Stanford Encyclopedia of Philosophy

Notes to Relativism

1. The framework in this section is based on Swoyer (1982); the idea for a tabular presentation is borrowed from Haack (1996).

2. "Wie Schiffer sind wir, die ihr Schiff auf offener See umbauen müssen, ohne es jemals in einem Dock zerlegen und aus besten Bestandteilen neu errichten zu können." In translation: We are like sailors who must rebuild their ship on the open sea, without ever being able to dismantle it in dry dock and reconstruct it from the best components.

3. The similes of the pyramid and the raft are borrowed from Sosa's important paper, 1980, though my use of them is slightly different from his.

4. D'Andrade, 1995 is a good overview of cognitive anthropology; Berry, et al. 1996 and Cole, 1996 provide accessible treatments of cross-cultural psychology from somewhat different perspectives. Brown, 1991 is a detailed defense of the thesis that there are a number of important human universals. Sperber, 2001, aims to link psychologists' work on modularity with issues in anthropology. It should be noted that different universals may have different explanations, e.g., some universal concepts may be innate while others are so useful that virtually every culture has hit upon them.

5. Poincaré's (1902) work on the conventionality of geometry also influenced several of these thinkers. A few of them, most notably Reichenbach, changed their views on these matters in later years. Some of these writers were part of the linguistic turn, and so they spoke of the role of language, rather than concepts, in shaping experience and knowledge.

6. In 1996 a New York University physicist, Alan Sokal, published a paper entitled "Transgressing the Boundaries: Towards a Transformative Hermeneutics of Quantum Gravity" in Social Text, a journal of "cultural and political analysis." At about the same time he published a brief note in the journal Lingua Franca, "A Physicist Experiments with Cultural Studies," in which he explained that his article in Social Text was an elaborate hoax. It was deliberately stuffed full of patently false claims about science, blatantly wrong accounts of logic and mathematics, and a good deal of other nonsense.

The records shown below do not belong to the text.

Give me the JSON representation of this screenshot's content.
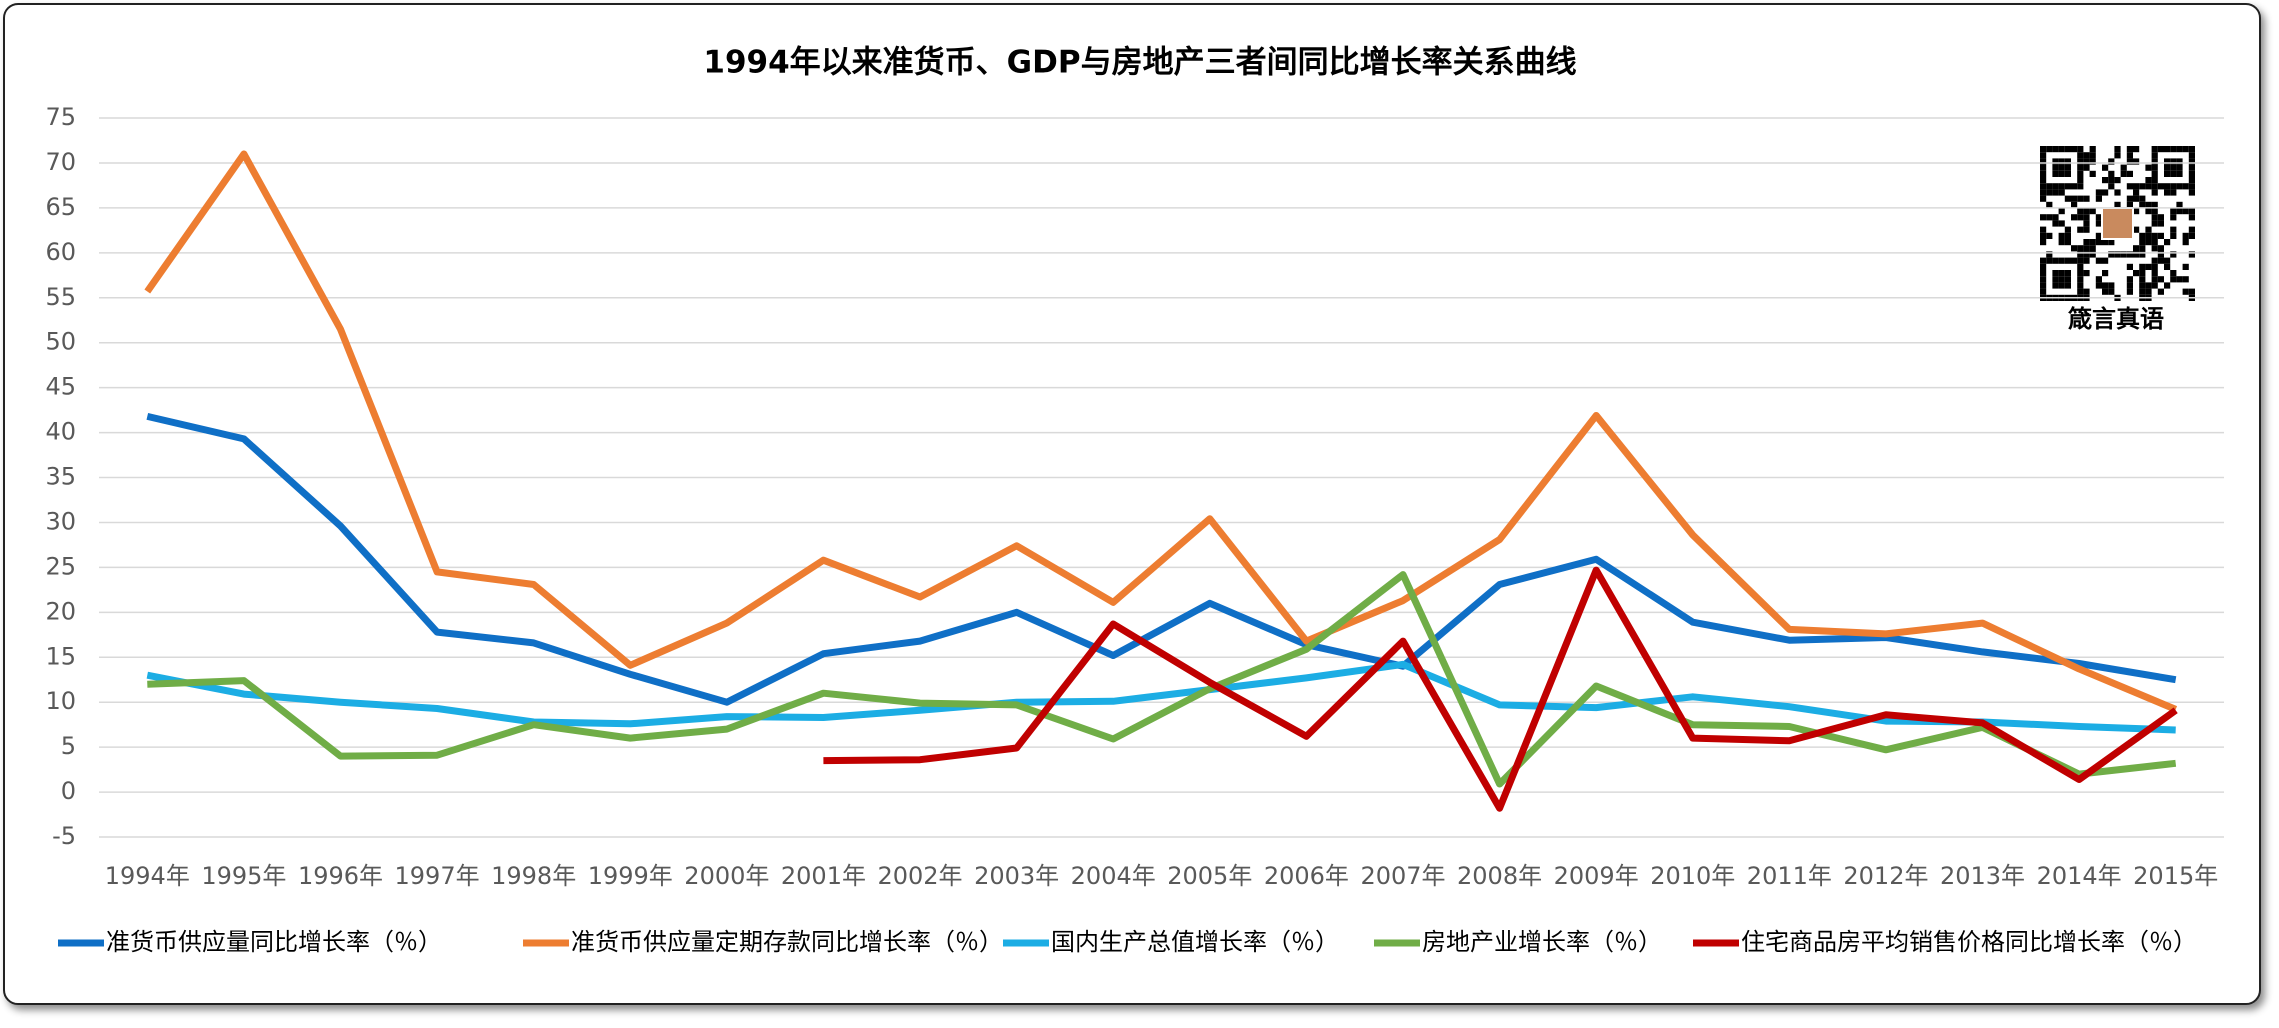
{
  "chart_data": {
    "type": "line",
    "title": "1994年以来准货币、GDP与房地产三者间同比增长率关系曲线",
    "categories": [
      "1994年",
      "1995年",
      "1996年",
      "1997年",
      "1998年",
      "1999年",
      "2000年",
      "2001年",
      "2002年",
      "2003年",
      "2004年",
      "2005年",
      "2006年",
      "2007年",
      "2008年",
      "2009年",
      "2010年",
      "2011年",
      "2012年",
      "2013年",
      "2014年",
      "2015年"
    ],
    "ylim": [
      -5,
      75
    ],
    "yticks": [
      -5,
      0,
      5,
      10,
      15,
      20,
      25,
      30,
      35,
      40,
      45,
      50,
      55,
      60,
      65,
      70,
      75
    ],
    "grid": true,
    "legend": "bottom",
    "qr_label": "箴言真语",
    "series": [
      {
        "name": "准货币供应量同比增长率（％）",
        "color": "#0f6fc6",
        "values": [
          41.8,
          39.3,
          29.6,
          17.8,
          16.6,
          13.1,
          10.0,
          15.4,
          16.8,
          20.0,
          15.2,
          21.0,
          16.4,
          14.0,
          23.1,
          25.9,
          18.9,
          16.9,
          17.2,
          15.6,
          14.3,
          12.5
        ]
      },
      {
        "name": "准货币供应量定期存款同比增长率（％）",
        "color": "#ed7d31",
        "values": [
          55.7,
          71.0,
          51.5,
          24.5,
          23.1,
          14.1,
          18.8,
          25.8,
          21.7,
          27.4,
          21.1,
          30.4,
          16.8,
          21.3,
          28.1,
          41.9,
          28.6,
          18.1,
          17.6,
          18.8,
          13.7,
          9.2
        ]
      },
      {
        "name": "国内生产总值增长率（％）",
        "color": "#1cade4",
        "values": [
          13.0,
          10.9,
          10.0,
          9.3,
          7.8,
          7.6,
          8.4,
          8.3,
          9.1,
          10.0,
          10.1,
          11.4,
          12.7,
          14.2,
          9.7,
          9.4,
          10.6,
          9.5,
          7.9,
          7.8,
          7.3,
          6.9
        ]
      },
      {
        "name": "房地产业增长率（％）",
        "color": "#70ad47",
        "values": [
          12.0,
          12.4,
          4.0,
          4.1,
          7.5,
          6.0,
          7.0,
          11.0,
          9.9,
          9.7,
          5.9,
          11.5,
          15.9,
          24.2,
          0.9,
          11.8,
          7.5,
          7.3,
          4.7,
          7.2,
          2.0,
          3.2
        ]
      },
      {
        "name": "住宅商品房平均销售价格同比增长率（％）",
        "color": "#c00000",
        "values": [
          null,
          null,
          null,
          null,
          null,
          null,
          null,
          3.5,
          3.6,
          4.9,
          18.7,
          12.2,
          6.2,
          16.8,
          -1.8,
          24.7,
          6.0,
          5.7,
          8.6,
          7.7,
          1.4,
          9.1
        ]
      }
    ]
  }
}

The Sokal affair has become a sort of postmodernist Rorschach, some seeing it as an outrage, others as an innocent hoax, and still others as a long-overdue exposé. But whatever one's allegiances, many of Sokal's claims were so absurd that many undergraduates who had taken a course in physics or mathematics or logic would have caught them immediately. The editors of Social Text either failed to realize that Sokal's claims were false, or else they simply didn't care. Neither alternative is reassuring.